Mass of HNO₃ required to prepare 2% solution = (500 mL)*(2%)*(1 mg)/(100 mL)*1/(1%) = 10 g (ans).

c) The test solution contains 50 ppm Cu, Zn in 2% HNO₃.

Use the dilution equation:

C₁*V₁ = C₂*V₂

where C₁ = concentration of stock solution = 1000 pm; V₁ = volume of stock solution required.; C₂ = concentration of the reagent in the test solution and V₂ = volume of the test solution = 50 mL.

Plug in values and obtain

(1000 ppm)*V₁ = (50 ppm)*(50 mL)

=====> V₁ = (50 ppm)*(50 mL)/(1000 ppm)

=====> V₁ = 2.5 mL.

The test solution is prepared by adding 2.5 mL of the 1000 ppm stock solution to a 50 mL volumetric flask and diluting upto the mark with 2% HNO₃ solution.

d) Again, use the dilution equation.

C₁*V₁ = C₂*V₂

where C₁ = 1000 pm; C₂ = 10 ppm and V₂ = 50 mL.

Plug in values and obtain

(1000 ppm)*V₁ = (10 ppm)*(50 mL)

=====> V₁ = (10 ppm)*(50 mL)/(1000 ppm)

=====> V₁ = 0.5 mL.

The test solution is prepared by adding 0.5 mL of the 1000 ppm stock solution to a 50 mL volumetric flask and diluting upto the mark with 2% HNO₃ solution.

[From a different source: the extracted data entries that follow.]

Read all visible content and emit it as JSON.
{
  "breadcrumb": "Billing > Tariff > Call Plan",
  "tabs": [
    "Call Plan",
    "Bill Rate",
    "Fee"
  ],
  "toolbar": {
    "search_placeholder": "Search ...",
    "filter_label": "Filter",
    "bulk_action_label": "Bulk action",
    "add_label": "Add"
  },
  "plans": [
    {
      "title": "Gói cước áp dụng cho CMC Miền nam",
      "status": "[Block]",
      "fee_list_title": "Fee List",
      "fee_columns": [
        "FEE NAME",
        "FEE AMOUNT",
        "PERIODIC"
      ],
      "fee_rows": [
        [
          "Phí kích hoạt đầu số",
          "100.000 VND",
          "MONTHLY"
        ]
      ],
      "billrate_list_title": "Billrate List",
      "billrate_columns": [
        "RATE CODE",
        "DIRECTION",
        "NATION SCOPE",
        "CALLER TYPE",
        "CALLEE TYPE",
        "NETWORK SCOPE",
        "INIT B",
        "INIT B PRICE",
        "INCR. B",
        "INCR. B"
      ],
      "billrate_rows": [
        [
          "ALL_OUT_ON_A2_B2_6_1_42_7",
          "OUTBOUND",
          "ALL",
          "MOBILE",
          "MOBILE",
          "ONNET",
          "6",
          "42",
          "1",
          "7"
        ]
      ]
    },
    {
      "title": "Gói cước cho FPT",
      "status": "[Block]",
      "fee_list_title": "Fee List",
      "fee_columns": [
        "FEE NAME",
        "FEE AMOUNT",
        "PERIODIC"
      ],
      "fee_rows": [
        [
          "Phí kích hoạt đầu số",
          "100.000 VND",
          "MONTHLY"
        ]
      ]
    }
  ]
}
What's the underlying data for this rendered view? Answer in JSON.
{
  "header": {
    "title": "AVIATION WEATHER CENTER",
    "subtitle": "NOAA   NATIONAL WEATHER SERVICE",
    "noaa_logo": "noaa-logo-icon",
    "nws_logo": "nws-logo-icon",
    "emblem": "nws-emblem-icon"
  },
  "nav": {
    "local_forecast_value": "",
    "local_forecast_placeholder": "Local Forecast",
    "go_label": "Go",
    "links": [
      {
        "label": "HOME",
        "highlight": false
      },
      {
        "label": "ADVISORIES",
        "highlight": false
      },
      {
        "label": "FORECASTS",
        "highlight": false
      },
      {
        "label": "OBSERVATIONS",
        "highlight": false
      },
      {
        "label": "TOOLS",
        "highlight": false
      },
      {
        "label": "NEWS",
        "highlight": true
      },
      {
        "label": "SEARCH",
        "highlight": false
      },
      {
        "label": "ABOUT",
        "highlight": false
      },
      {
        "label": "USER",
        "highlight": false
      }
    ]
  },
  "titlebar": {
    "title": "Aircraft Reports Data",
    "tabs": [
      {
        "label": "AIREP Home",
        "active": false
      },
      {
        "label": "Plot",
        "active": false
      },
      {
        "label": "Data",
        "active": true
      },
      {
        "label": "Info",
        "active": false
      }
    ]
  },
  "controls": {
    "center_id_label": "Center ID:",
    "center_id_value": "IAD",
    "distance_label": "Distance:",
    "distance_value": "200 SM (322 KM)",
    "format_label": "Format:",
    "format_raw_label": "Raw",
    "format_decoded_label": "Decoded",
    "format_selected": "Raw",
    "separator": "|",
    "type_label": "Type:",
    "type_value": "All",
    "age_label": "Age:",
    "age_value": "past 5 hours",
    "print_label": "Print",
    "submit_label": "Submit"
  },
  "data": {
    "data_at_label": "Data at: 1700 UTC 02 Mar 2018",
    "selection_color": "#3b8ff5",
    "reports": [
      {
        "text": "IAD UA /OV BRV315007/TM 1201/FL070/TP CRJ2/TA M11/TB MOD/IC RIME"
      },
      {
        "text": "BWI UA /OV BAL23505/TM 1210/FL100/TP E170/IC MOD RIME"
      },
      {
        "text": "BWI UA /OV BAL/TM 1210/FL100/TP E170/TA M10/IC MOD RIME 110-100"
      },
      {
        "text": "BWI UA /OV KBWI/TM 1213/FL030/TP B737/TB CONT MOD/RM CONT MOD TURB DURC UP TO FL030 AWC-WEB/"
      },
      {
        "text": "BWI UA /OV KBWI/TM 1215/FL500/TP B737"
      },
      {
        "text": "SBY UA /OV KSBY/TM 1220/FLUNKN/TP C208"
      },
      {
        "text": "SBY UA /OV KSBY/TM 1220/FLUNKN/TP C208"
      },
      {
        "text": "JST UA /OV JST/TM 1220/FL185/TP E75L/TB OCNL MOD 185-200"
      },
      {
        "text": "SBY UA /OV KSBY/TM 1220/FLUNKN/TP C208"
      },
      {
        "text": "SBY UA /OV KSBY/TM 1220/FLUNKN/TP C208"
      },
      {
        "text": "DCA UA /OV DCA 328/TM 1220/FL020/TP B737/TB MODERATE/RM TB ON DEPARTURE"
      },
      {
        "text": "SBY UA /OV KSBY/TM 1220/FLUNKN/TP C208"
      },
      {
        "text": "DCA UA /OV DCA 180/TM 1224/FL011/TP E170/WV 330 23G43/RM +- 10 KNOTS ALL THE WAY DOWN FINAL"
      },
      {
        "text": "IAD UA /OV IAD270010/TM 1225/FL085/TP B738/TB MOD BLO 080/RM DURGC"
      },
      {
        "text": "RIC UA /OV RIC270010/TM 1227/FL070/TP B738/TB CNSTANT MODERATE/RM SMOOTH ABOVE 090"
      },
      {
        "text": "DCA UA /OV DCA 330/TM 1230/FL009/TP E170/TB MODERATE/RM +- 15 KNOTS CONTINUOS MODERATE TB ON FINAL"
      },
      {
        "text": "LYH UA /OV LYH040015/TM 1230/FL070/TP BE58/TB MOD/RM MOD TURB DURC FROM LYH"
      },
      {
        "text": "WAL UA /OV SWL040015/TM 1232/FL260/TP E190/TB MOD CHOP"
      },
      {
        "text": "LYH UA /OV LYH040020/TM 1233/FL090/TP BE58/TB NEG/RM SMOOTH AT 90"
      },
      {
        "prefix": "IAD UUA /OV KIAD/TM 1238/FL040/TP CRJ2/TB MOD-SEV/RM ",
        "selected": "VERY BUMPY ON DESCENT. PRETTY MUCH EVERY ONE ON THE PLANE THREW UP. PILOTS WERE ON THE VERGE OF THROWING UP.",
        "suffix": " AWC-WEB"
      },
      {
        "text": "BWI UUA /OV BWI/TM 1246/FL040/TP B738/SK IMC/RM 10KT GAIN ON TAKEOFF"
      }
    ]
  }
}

e) We will use the 50 ppm test solution prepared in part (c) above as the stock solution.

C₁*V₁ = C₂*V₂

where C₁ = 50 pm; C₂ = 5 ppm and V₂ = 50 mL.

Plug in values and obtain

(50 ppm)*V₁ = (5 ppm)*(50 mL)

=====> V₁ = (5 ppm)*(50 mL)/(50 ppm)

=====> V₁ = 5.0 mL.

The test solution is prepared by adding 5.0 mL of the 50 ppm test solution to a 50 mL volumetric flask and diluting upto the mark with 2% HNO₃ solution.

f) We know that

1000 ppb = 1 ppm; therefore,

1 ppb = (1 ppb)*(1 ppm)/(1000 ppb) = 0.001 ppm.

Therefore,

25 ppb = (25 ppb)*(0.001 ppm)/(1 ppb) = 0.025 ppm.

Prepare this test solution from the test solution prepared in (e) above, i,e, the concentration of the stock solution is 5 ppm.

Use the dilution equation. C₁*V₁ = C₂*V₂

where C₁ = 5 pm; C₂ = 0.025 ppm and V₂ = 100 mL.

Plug in values and obtain

(5 ppm)*V₁ = (0.025 ppm)*(100 mL)

=====> V₁ = (0.025 ppm)*(100 mL)/(5 ppm)

=====> V₁ = 0.5 mL.

The test solution is prepared by adding 0.5 mL of the 5 ppm stock solution to a 100 mL volumetric flask and diluting upto the mark with 2% HNO₃ solution.